We recently went out to dinner when something amazing happened. Sam left half his sweet and sour chicken on his plate. No sooner had the words “I’m full” come out of his mouth than Jeremy reached over, grabbed a piece of chicken, and popped it in his mouth.
This would have been perfectly normal in a lot of families.
But we’re a step family.
It happened so quickly, and so naturally, that maybe no one else even noticed. But I definitely did. For our family it’s kind of a big deal, because Jeremy is the step dad and (even though it seems like he’s always been around) in actually he hasn’t even been in our lives 2 years yet.
But the fact that things are this comfortable between us all is HUGE.
I was raised by a single mother, and I can tell you right now that if any of her boyfriends had ever eaten my leftovers, that would’ve felt supremely weird. And since she didn’t remarry until I was 30, I never had to get used to the idea of having a stepdad around.
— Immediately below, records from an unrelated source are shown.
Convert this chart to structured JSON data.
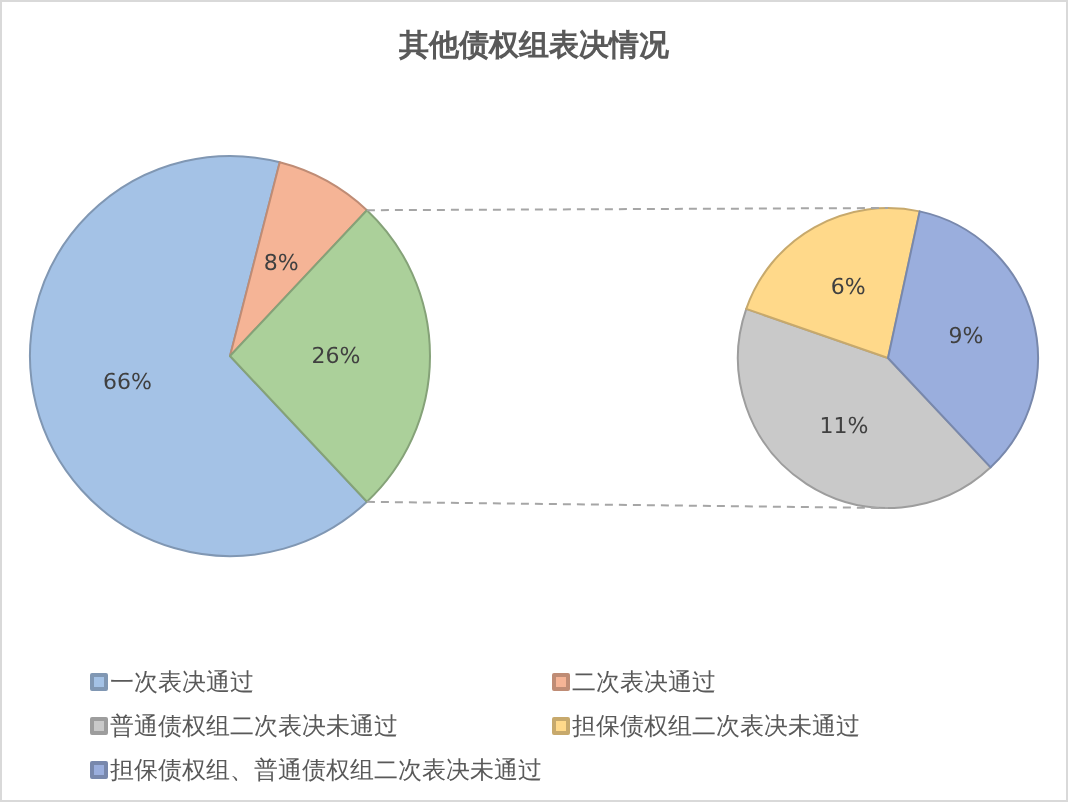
{
  "chart_data": [
    {
      "type": "pie",
      "title": "其他债权组表决情况",
      "categories": [
        "一次表决通过",
        "二次表决通过",
        null
      ],
      "values": [
        66,
        8,
        26
      ],
      "value_labels": [
        "66%",
        "8%",
        "26%"
      ],
      "colors": [
        "#a4c2e6",
        "#f5b496",
        "#abd09a"
      ],
      "legend": "bottom"
    },
    {
      "type": "pie",
      "categories": [
        "普通债权组二次表决未通过",
        "担保债权组二次表决未通过",
        "担保债权组、普通债权组二次表决未通过"
      ],
      "values": [
        11,
        6,
        9
      ],
      "value_labels": [
        "11%",
        "6%",
        "9%"
      ],
      "colors": [
        "#c9c9c9",
        "#ffd98a",
        "#9aaedd"
      ],
      "legend": "bottom"
    }
  ]
}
But I imagine it’s hard.
So whenever I see Jeremy with my boys, I want to pinch myself, because they make that whole bonding-with-stepdad thing look effortless. Tonight we went out to buy a new keyboard for John’s computer, and on the way home, I was serenaded by all three of them singing show tunes from Avenue Q and SpongeBob and The Book of Mormon on the way home. In my wildest dreams, that was never how my fantasy remarriage looked like, but every day I feel like I’ve died and gone to heaven.
The funny thing is, I’m not sure Jeremy and I would have figured any of “us” out had it not been for the boys.
We’d gone on one date, and if I’m honest, I was ambivalent about the whole thing. Jeremy seemed nice enough, but we’re both shy, socially awkward introverts, and first dates are not exactly where we shine. I’m pretty sure I spent the whole date just trying to maintain eye contact and look engaged even though I was disassociating through most of it (as I’m want to do when get-to-know-you small talk gets too tedious). I assumed, like so many first dates before him, I’d never hear from him again.
But he kept texting me. So I kept texting him. And I asked him if he planned to go to the family picnic the Facebook singles group we belonged to was planning for 4th of July. He said he’d go if I was going, so we met up there. Only this time, I had the boys with me.
Again, if I’m honest, I was still super blah about the whole thing. In my mind this was NOT a date. But the boys really seemed to like him. When he heard them complaining that the party was boring and that they’d rather see a movie, he invited us to all go see a movie together, which impressed the boys immensely. On the way home in the car, they went on and on and on and on and on and on and on about the awesomeness that was Jeremy. Sam said I needed to marry him and make this guy their stepfather, preferably as soon as possible. I did not get it. But I trust dogs and children. And Archie, my dog, had already laid claim to Jeremy.
I talked about that here.
From the moment Archie met Jeremy, he made it quite clear that Jeremy was the greatest human alive. He said to me, in no uncertain doggie terms, “Thanks for springing me from the shelter. Thanks for feeding me, and walking me, and giving up 2/3 of your bed to me for the last two years. But now that Jeremy is here, I’m going to pretend I don’t know you, and try to wedge myself between the two of you at every opportunity because Jeremy is MY human, not yours.”
With the boys jumping on board the We Love Jeremy fan club, I stuck it out, and here we are. (It didn’t take me long to figure out what everyone else saw in him so readily. It just took me longer.)
But again, if the boys hadn’t brought up marriage and continued insisting that they wanted a Jeremy stepfather and not a Jeremy mom’s boyfriend we would probably still be living together and probably less likely to make it official. But here we are, five months in, and I’ve truly never been happier. A big part of what makes me so happy is seeing the relationship that Jeremy had created with the boys, and how happy they are around him.
He’s not trying to be their dad. He’s not trying to be their friend. He’s more their bonus parent–an additional adult who has got their back in life. An adult who expands their world, and shows them one more example of how to be a good man and good father. We’re all really lucky to have him.